Just in case your name is Patrick and you’re living under a rock in Bikini Bottom, you may have missed the biggest music announcement of the year. TOOL’s discography is now available on all streaming platforms and digital store fronts! And to top it off, a new album is coming this year! This is beyond exciting!
Now this did not just happen, but I held out for this blog post to celebrate. Friday, August 2nd, is the date that this happened, and from now on will forever be known as TOOLday. TOOL have been digital holdouts for years – famously stating that they prefer the album format, and believe that that is the way their music is to be consumed. TOOL doesn’t even agree with a “Best of” or “Greatest Hits” type album, as they don’t want their “artistry being consumed in random pieces”.
But now it has happened. TOOL are here, and being at the front of the world allowed me a unique perspective of watching the world react in excitement. Immediately, all TOOL albums entered the Top 10 on iTunes and Apple Music. After a few more hours, all albums were vying for the number 1 spot. The excitement on Twitter was palatable.

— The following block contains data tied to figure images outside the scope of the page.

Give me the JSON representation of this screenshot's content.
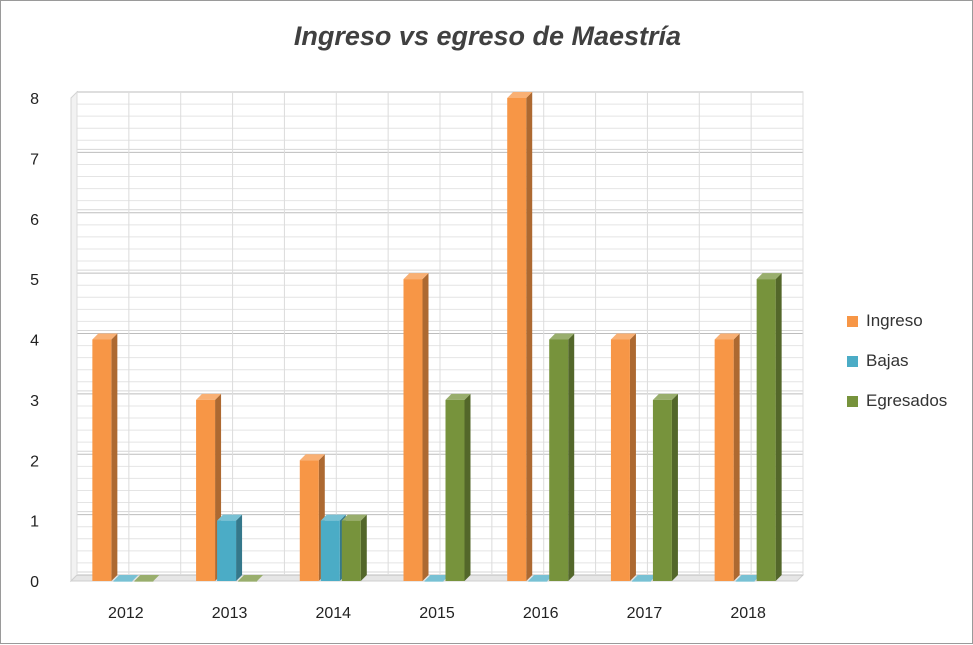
{
  "chart_data": {
    "type": "bar",
    "title": "Ingreso vs egreso  de Maestría",
    "categories": [
      "2012",
      "2013",
      "2014",
      "2015",
      "2016",
      "2017",
      "2018"
    ],
    "series": [
      {
        "name": "Ingreso",
        "values": [
          4,
          3,
          2,
          5,
          8,
          4,
          4
        ],
        "color": "#f79646"
      },
      {
        "name": "Bajas",
        "values": [
          0,
          1,
          1,
          0,
          0,
          0,
          0
        ],
        "color": "#4bacc6"
      },
      {
        "name": "Egresados",
        "values": [
          0,
          0,
          1,
          3,
          4,
          3,
          5
        ],
        "color": "#77933c"
      }
    ],
    "y_ticks": [
      "0",
      "1",
      "2",
      "3",
      "4",
      "5",
      "6",
      "7",
      "8"
    ],
    "ylim": [
      0,
      8
    ],
    "grid": true,
    "legend_position": "right",
    "style": "3d-clustered-column"
  }
}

You could really feel it as it swept the metal and alternative communities around the world.
For myself, I loaded up Ænema – track 13 from 1996’s album of the same name – straight away. This being my ultimate favourite TOOL song. Mainly as an anti-Hollywood/entertainment industry anthem first and then musically intense second. I must have played this song about 20 times over the course of the weekend alone. To the point that I think poor Simone is well and truly over it.

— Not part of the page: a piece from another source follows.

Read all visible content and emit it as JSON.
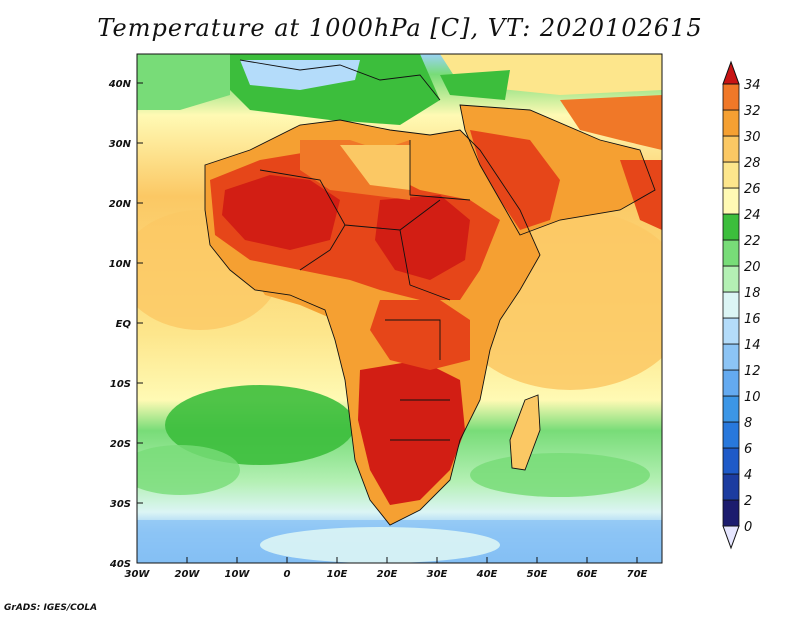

My love of TOOL is borne from my days frequenting the local rock club. My friend – Sleefs – was a major fan, and his excitement when ever a TOOL song came on was infectious. He’d call me and his other friends to the dance floor where we would bang our heads and try not to spill our beer. In those early days, TOOL were a bit too prog-rock for me, so I tolerated them more than anything. It wasn’t until I actually sat down to listen to one of their album that I started to see the appeal. TOOL is a band that demands an active listener. Its not background music. Listening to TOOL is like reading a good book – you may look like you aren’t doing much, but you’re actively engaged.
And the more you invest into the listening experience – maybe some good headphones, and a lack of distractions or things to do – the more the band rewards you. You feel uncomfortable, and you can’t explain why. The music of TOOL has a way of burrowing under your skin from your ears, and it unsettles you. I suppose that is was progressive music is supposed to do. And TOOL deliver.

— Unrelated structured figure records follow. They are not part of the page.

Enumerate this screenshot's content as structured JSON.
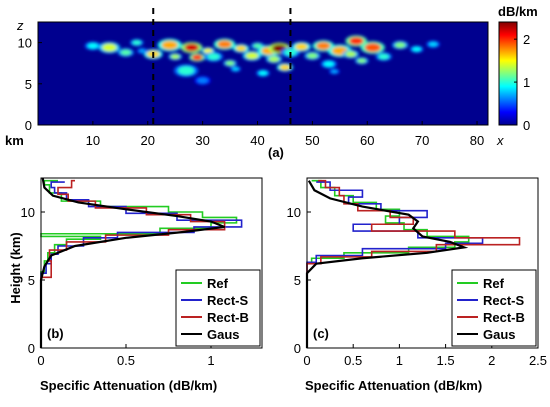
{
  "chart_data": [
    {
      "type": "heatmap",
      "panel_label": "(a)",
      "x_unit_label": "km",
      "x_axis_letter": "x",
      "y_axis_letter": "z",
      "xlim": [
        0,
        82
      ],
      "ylim": [
        0,
        12.5
      ],
      "x_ticks": [
        10,
        20,
        30,
        40,
        50,
        60,
        70,
        80
      ],
      "y_ticks": [
        0,
        5,
        10
      ],
      "dashed_lines_x": [
        21,
        46
      ],
      "colorbar": {
        "label": "dB/km",
        "min": 0,
        "max": 2.4,
        "ticks": [
          0,
          1,
          2
        ]
      },
      "colors": {
        "background": "#00008f"
      },
      "cells": [
        [
          10,
          9.6,
          0.9,
          0.6
        ],
        [
          13,
          9.4,
          1.4,
          0.8
        ],
        [
          16,
          8.8,
          1.1,
          0.6
        ],
        [
          18,
          10.0,
          1.0,
          0.5
        ],
        [
          21,
          8.6,
          1.6,
          0.7
        ],
        [
          24,
          9.7,
          1.7,
          0.9
        ],
        [
          25,
          8.3,
          1.3,
          0.5
        ],
        [
          27,
          6.6,
          1.0,
          0.9
        ],
        [
          28,
          9.4,
          2.2,
          0.8
        ],
        [
          29,
          8.2,
          2.0,
          0.6
        ],
        [
          31,
          9.0,
          1.5,
          0.5
        ],
        [
          32,
          8.3,
          1.0,
          0.7
        ],
        [
          34,
          9.8,
          1.8,
          0.8
        ],
        [
          35,
          7.5,
          1.2,
          0.5
        ],
        [
          37,
          9.3,
          1.6,
          0.6
        ],
        [
          39,
          8.4,
          1.4,
          0.7
        ],
        [
          40,
          9.6,
          1.1,
          0.5
        ],
        [
          42,
          9.0,
          1.7,
          0.8
        ],
        [
          43,
          8.0,
          1.3,
          0.6
        ],
        [
          44,
          9.3,
          2.4,
          0.8
        ],
        [
          45,
          7.0,
          1.6,
          0.6
        ],
        [
          46,
          8.8,
          1.0,
          0.7
        ],
        [
          48,
          9.5,
          1.6,
          0.7
        ],
        [
          50,
          8.4,
          1.2,
          0.6
        ],
        [
          52,
          9.6,
          1.8,
          0.8
        ],
        [
          53,
          7.4,
          0.9,
          0.6
        ],
        [
          55,
          9.0,
          1.7,
          0.9
        ],
        [
          57,
          8.6,
          1.3,
          0.6
        ],
        [
          58,
          10.2,
          2.0,
          0.8
        ],
        [
          59,
          7.8,
          1.2,
          0.5
        ],
        [
          61,
          9.4,
          1.9,
          0.9
        ],
        [
          63,
          8.3,
          1.0,
          0.6
        ],
        [
          66,
          9.7,
          1.2,
          0.6
        ],
        [
          69,
          9.2,
          0.9,
          0.5
        ],
        [
          72,
          9.8,
          0.8,
          0.5
        ],
        [
          36,
          6.8,
          0.8,
          0.4
        ],
        [
          30,
          5.4,
          0.6,
          0.6
        ],
        [
          41,
          6.3,
          0.9,
          0.5
        ],
        [
          54,
          6.5,
          0.7,
          0.4
        ],
        [
          19,
          9.0,
          0.7,
          0.4
        ]
      ]
    },
    {
      "type": "line",
      "panel_label": "(b)",
      "xlabel": "Specific Attenuation (dB/km)",
      "ylabel": "Height (km)",
      "xlim": [
        0,
        1.3
      ],
      "ylim": [
        0,
        12.5
      ],
      "x_ticks": [
        0,
        0.5,
        1
      ],
      "y_ticks": [
        0,
        5,
        10
      ],
      "legend": "bottom-right",
      "series": [
        {
          "name": "Ref",
          "color": "#22cc22",
          "step": true,
          "points": [
            [
              0,
              0
            ],
            [
              0,
              5
            ],
            [
              0.02,
              5.6
            ],
            [
              0.04,
              6.4
            ],
            [
              0.08,
              7.0
            ],
            [
              0.15,
              7.6
            ],
            [
              0.35,
              8.0
            ],
            [
              0.0,
              8.2
            ],
            [
              0.7,
              8.4
            ],
            [
              1.0,
              8.8
            ],
            [
              1.15,
              9.2
            ],
            [
              0.95,
              9.6
            ],
            [
              0.75,
              10.0
            ],
            [
              0.35,
              10.4
            ],
            [
              0.12,
              10.8
            ],
            [
              0.05,
              11.4
            ],
            [
              0.02,
              12.0
            ],
            [
              0.1,
              12.3
            ]
          ]
        },
        {
          "name": "Rect-S",
          "color": "#2222cc",
          "step": true,
          "points": [
            [
              0,
              0
            ],
            [
              0,
              5
            ],
            [
              0.03,
              5.5
            ],
            [
              0.06,
              6.2
            ],
            [
              0.1,
              6.9
            ],
            [
              0.25,
              7.5
            ],
            [
              0.45,
              8.1
            ],
            [
              0.9,
              8.5
            ],
            [
              1.18,
              8.9
            ],
            [
              0.8,
              9.4
            ],
            [
              0.5,
              9.9
            ],
            [
              0.28,
              10.4
            ],
            [
              0.15,
              10.9
            ],
            [
              0.08,
              11.4
            ],
            [
              0.06,
              11.8
            ],
            [
              0.14,
              12.2
            ]
          ]
        },
        {
          "name": "Rect-B",
          "color": "#bb2222",
          "step": true,
          "points": [
            [
              0,
              0
            ],
            [
              0,
              5.1
            ],
            [
              0.06,
              5.2
            ],
            [
              0.06,
              5.8
            ],
            [
              0.05,
              6.4
            ],
            [
              0.15,
              7.2
            ],
            [
              0.38,
              7.8
            ],
            [
              0.75,
              8.3
            ],
            [
              1.08,
              8.7
            ],
            [
              0.88,
              9.3
            ],
            [
              0.62,
              9.8
            ],
            [
              0.32,
              10.3
            ],
            [
              0.16,
              10.8
            ],
            [
              0.1,
              11.3
            ],
            [
              0.18,
              11.8
            ],
            [
              0.2,
              12.3
            ]
          ]
        },
        {
          "name": "Gaus",
          "color": "#000000",
          "step": false,
          "points": [
            [
              0,
              0
            ],
            [
              0,
              5
            ],
            [
              0.02,
              6.0
            ],
            [
              0.06,
              6.8
            ],
            [
              0.2,
              7.5
            ],
            [
              0.5,
              8.1
            ],
            [
              0.85,
              8.55
            ],
            [
              1.08,
              8.9
            ],
            [
              1.0,
              9.3
            ],
            [
              0.8,
              9.7
            ],
            [
              0.5,
              10.2
            ],
            [
              0.22,
              10.7
            ],
            [
              0.07,
              11.2
            ],
            [
              0.02,
              11.8
            ],
            [
              0.01,
              12.5
            ]
          ]
        }
      ]
    },
    {
      "type": "line",
      "panel_label": "(c)",
      "xlabel": "Specific Attenuation (dB/km)",
      "ylabel": "",
      "xlim": [
        0,
        2.5
      ],
      "ylim": [
        0,
        12.5
      ],
      "x_ticks": [
        0,
        0.5,
        1,
        1.5,
        2,
        2.5
      ],
      "y_ticks": [
        0,
        5,
        10
      ],
      "legend": "bottom-right",
      "series": [
        {
          "name": "Ref",
          "color": "#22cc22",
          "step": true,
          "points": [
            [
              0,
              0
            ],
            [
              0,
              5.5
            ],
            [
              0.05,
              6.2
            ],
            [
              0.4,
              6.6
            ],
            [
              1.1,
              7.0
            ],
            [
              1.6,
              7.4
            ],
            [
              1.75,
              7.8
            ],
            [
              1.3,
              8.2
            ],
            [
              1.05,
              8.7
            ],
            [
              0.85,
              9.2
            ],
            [
              1.0,
              9.7
            ],
            [
              0.75,
              10.2
            ],
            [
              0.5,
              10.7
            ],
            [
              0.3,
              11.2
            ],
            [
              0.15,
              11.8
            ],
            [
              0.05,
              12.3
            ]
          ]
        },
        {
          "name": "Rect-S",
          "color": "#2222cc",
          "step": true,
          "points": [
            [
              0,
              0
            ],
            [
              0,
              5.6
            ],
            [
              0.1,
              6.3
            ],
            [
              0.6,
              6.8
            ],
            [
              1.5,
              7.3
            ],
            [
              1.9,
              7.7
            ],
            [
              1.2,
              8.1
            ],
            [
              0.5,
              8.6
            ],
            [
              1.0,
              9.1
            ],
            [
              1.3,
              9.6
            ],
            [
              0.8,
              10.1
            ],
            [
              0.45,
              10.6
            ],
            [
              0.6,
              11.1
            ],
            [
              0.25,
              11.6
            ],
            [
              0.1,
              12.2
            ]
          ]
        },
        {
          "name": "Rect-B",
          "color": "#bb2222",
          "step": true,
          "points": [
            [
              0,
              0
            ],
            [
              0,
              5.7
            ],
            [
              0.15,
              6.2
            ],
            [
              0.7,
              6.7
            ],
            [
              1.4,
              7.1
            ],
            [
              2.3,
              7.6
            ],
            [
              1.6,
              8.1
            ],
            [
              0.7,
              8.6
            ],
            [
              1.15,
              9.1
            ],
            [
              0.9,
              9.6
            ],
            [
              0.55,
              10.1
            ],
            [
              0.4,
              10.6
            ],
            [
              0.35,
              11.2
            ],
            [
              0.2,
              11.8
            ],
            [
              0.12,
              12.3
            ]
          ]
        },
        {
          "name": "Gaus",
          "color": "#000000",
          "step": false,
          "points": [
            [
              0,
              0
            ],
            [
              0,
              5.5
            ],
            [
              0.1,
              6.2
            ],
            [
              0.6,
              6.6
            ],
            [
              1.3,
              7.0
            ],
            [
              1.7,
              7.4
            ],
            [
              1.55,
              7.8
            ],
            [
              1.25,
              8.2
            ],
            [
              1.15,
              8.8
            ],
            [
              1.2,
              9.3
            ],
            [
              1.1,
              9.8
            ],
            [
              0.6,
              10.4
            ],
            [
              0.25,
              11.0
            ],
            [
              0.08,
              11.6
            ],
            [
              0.02,
              12.3
            ]
          ]
        }
      ]
    }
  ]
}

I will be listening to a lot more TOOL from now on. And now that they are finally on streaming media, a few Sort-Of Music Reviews will be incoming, I am sure.
For now, enjoy the fact that finally, eventually, TOOL are available on your Apple Music or Spotify subscription. Start off with 1993’s Undertow, and be taken on a journey. By the end of this month, we’ll have a new album from TOOL, their first new music in 13 years. If the world was this excited to get a hold of their old music, I can’t wait to feel the digital excitement over new music.
Welcome to the modern age, TOOL. You kept us waiting, but by gosh, are we glad you’re here!